According to its website, the Georgia Tech Logistic Regression/Markov Chain uses basic “scoreboard data” to rank college basketball teams. Basically, the people behind it take the nerdiest parts of NCAA men’s basketball, nerd them together until they’re nice and nerdier, and nerd them all over us until nerd, nerd, nerd. And when all the dork dust settles, the numbers that they have created will help determine which team is the best in college basketball, which is something that has been traditionally handled in the more obsolete way of having teams play each other.

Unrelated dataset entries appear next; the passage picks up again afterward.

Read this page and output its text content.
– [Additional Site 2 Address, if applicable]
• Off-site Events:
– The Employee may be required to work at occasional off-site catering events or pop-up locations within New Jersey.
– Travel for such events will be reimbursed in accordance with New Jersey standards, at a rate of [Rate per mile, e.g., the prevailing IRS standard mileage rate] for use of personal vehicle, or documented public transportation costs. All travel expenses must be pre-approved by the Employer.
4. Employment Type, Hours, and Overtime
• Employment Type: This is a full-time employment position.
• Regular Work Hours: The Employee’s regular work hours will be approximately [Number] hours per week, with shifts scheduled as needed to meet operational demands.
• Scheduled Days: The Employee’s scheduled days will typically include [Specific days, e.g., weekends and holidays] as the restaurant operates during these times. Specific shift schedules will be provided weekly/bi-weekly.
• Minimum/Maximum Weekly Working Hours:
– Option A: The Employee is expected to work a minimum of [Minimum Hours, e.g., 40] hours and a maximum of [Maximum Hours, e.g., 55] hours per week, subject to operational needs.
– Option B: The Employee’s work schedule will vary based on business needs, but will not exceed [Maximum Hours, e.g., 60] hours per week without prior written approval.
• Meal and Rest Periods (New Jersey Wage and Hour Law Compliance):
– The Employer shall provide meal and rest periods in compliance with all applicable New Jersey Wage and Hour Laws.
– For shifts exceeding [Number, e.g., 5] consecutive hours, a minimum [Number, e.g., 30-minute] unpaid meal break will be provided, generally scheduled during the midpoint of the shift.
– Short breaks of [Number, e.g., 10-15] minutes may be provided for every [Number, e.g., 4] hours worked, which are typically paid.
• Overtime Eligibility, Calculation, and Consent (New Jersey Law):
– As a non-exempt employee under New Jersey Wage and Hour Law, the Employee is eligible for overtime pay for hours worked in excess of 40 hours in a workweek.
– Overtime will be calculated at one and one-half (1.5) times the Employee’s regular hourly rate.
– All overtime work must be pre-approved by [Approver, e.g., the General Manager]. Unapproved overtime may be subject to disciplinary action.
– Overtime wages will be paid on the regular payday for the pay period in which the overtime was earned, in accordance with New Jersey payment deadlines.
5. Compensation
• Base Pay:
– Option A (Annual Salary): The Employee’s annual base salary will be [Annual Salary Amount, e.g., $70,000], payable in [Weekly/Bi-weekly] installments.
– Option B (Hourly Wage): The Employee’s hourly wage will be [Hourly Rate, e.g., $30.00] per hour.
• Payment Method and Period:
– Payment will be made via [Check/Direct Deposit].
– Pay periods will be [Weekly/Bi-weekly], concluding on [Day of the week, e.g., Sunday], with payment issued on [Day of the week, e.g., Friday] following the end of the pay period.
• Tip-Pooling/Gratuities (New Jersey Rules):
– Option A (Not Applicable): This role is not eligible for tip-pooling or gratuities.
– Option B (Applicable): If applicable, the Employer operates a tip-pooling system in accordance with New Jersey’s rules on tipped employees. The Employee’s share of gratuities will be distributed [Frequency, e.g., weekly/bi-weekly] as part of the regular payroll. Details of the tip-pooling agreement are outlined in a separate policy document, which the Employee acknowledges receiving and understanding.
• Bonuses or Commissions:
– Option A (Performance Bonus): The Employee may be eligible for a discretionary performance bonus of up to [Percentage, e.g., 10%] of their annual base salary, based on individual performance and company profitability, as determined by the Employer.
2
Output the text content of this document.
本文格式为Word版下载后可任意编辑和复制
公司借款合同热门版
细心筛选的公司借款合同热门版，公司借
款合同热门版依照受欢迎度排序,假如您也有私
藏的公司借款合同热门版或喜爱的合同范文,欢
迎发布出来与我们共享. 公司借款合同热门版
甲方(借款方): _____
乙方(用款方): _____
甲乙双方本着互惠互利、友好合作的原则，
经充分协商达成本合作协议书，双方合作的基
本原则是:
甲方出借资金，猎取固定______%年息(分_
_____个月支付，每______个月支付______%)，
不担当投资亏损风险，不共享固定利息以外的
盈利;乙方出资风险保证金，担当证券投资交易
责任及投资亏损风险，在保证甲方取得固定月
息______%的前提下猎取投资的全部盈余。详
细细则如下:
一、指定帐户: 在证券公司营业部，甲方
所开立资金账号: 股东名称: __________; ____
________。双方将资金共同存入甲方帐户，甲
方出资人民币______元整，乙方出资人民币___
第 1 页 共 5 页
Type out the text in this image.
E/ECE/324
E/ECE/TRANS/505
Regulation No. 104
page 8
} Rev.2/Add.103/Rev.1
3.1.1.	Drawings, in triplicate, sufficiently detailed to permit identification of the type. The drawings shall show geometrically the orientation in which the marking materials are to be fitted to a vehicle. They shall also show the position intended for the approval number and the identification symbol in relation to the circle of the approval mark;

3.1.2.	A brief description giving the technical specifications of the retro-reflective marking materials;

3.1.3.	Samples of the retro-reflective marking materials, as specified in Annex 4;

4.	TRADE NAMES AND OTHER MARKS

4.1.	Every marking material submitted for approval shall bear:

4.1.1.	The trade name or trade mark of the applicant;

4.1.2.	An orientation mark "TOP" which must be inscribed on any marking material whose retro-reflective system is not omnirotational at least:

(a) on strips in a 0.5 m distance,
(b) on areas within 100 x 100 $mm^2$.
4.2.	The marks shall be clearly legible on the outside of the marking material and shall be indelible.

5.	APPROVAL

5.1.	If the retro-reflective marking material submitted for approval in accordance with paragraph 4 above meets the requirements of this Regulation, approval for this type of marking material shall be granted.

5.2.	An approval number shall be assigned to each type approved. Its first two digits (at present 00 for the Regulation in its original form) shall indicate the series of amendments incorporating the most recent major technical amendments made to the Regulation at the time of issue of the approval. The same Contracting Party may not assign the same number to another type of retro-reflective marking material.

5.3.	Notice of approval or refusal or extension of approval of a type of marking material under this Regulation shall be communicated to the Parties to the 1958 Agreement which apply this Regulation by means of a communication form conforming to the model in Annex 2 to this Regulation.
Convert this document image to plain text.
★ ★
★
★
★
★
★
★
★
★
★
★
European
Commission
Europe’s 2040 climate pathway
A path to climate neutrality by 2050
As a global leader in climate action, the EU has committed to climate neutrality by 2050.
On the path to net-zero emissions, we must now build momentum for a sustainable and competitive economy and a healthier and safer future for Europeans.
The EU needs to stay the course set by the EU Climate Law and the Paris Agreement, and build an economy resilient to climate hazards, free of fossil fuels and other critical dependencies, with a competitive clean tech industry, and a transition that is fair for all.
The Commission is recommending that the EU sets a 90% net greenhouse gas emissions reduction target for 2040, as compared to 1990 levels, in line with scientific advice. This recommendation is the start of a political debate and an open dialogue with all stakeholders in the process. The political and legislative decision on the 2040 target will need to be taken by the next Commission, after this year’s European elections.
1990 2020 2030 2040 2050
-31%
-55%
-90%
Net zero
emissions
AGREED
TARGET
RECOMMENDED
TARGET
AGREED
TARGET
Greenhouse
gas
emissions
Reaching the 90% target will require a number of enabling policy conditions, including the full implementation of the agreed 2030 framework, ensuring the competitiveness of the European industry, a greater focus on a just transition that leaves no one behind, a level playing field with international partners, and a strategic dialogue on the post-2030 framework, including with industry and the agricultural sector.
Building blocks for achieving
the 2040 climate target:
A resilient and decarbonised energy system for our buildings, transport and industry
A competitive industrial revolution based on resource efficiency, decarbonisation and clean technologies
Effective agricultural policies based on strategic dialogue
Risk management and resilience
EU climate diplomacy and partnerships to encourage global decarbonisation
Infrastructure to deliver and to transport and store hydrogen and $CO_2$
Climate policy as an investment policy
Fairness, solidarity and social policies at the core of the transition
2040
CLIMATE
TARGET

A product of Tech’s H. Milton Stewart School of Industrial and Systems Engineering, which produces more wedgies than any school in the country, there are three types of LRMC rankings that are calculated. I won’t pretend to know the difference between any of them, any more that I’m pretending to understand what any of this college boy nerd crap means, but I know that people love to gamble on the NCAA Tournament, and the LRMC has predicted the tournament champion three out of the last six years. So let’s take a look at which team the LRMC has predicted to win, as well as the entire NCAA Tournament outcome, as determined by numbers and sh*t.
So there you have it, gamblers. The computer thinks that Louisville will repeat by defeating Florida in the championship game. Meanwhile, I have the opposite happening in my championship game, and I took college algebra three times. Close enough. BOOM, whatcha think about that, science?